The Black River Wildlands has been identified as a priority area for protection by the Conservancy due to the presence of Species at Risk, opportunities for protection and connection to other conserved lands. This work is within the Conservancy’s Corridors Campaign with includes the Carden Alvar which lies to the south-east. Donations to this Campaign helps to power the Conservancy to carry out land owner discussions, moving a donation through the Ecological Gifts process and has supported the creation of this Reserve.

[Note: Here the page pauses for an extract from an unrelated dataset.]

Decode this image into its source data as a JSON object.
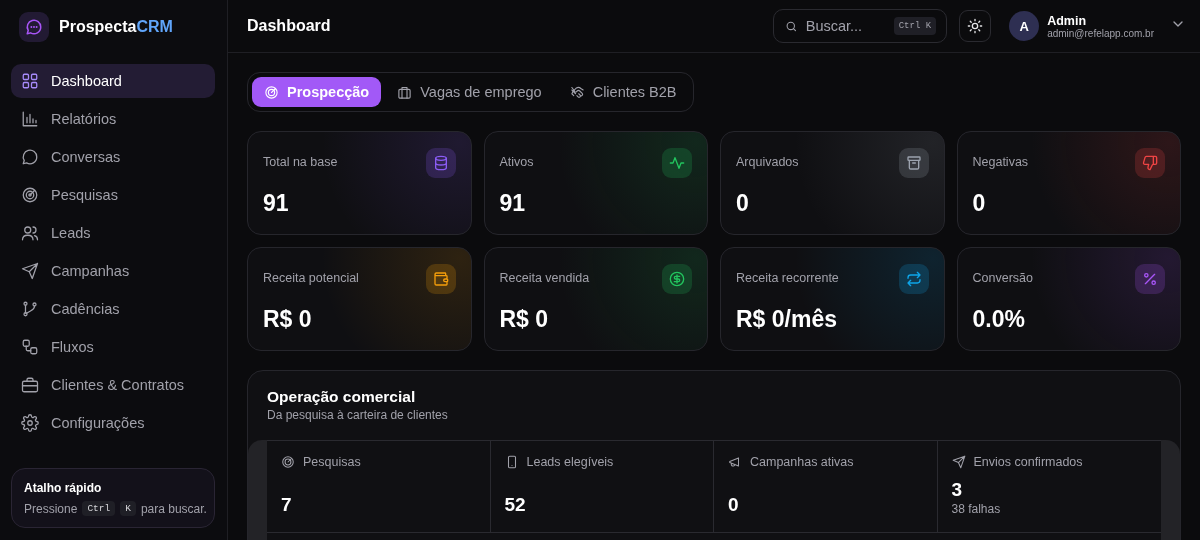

This project was made possible by a 100% donation by the Marley family to the The Couchiching Conservancy under the Government of Canada’s Ecological Gifts Program. This program provides enhanced tax incentives for individuals or corporations who donate ecologically significant land. The family has donated the southern parcel of 77-acres while retaining the parcel north of the river with their family cottage on it.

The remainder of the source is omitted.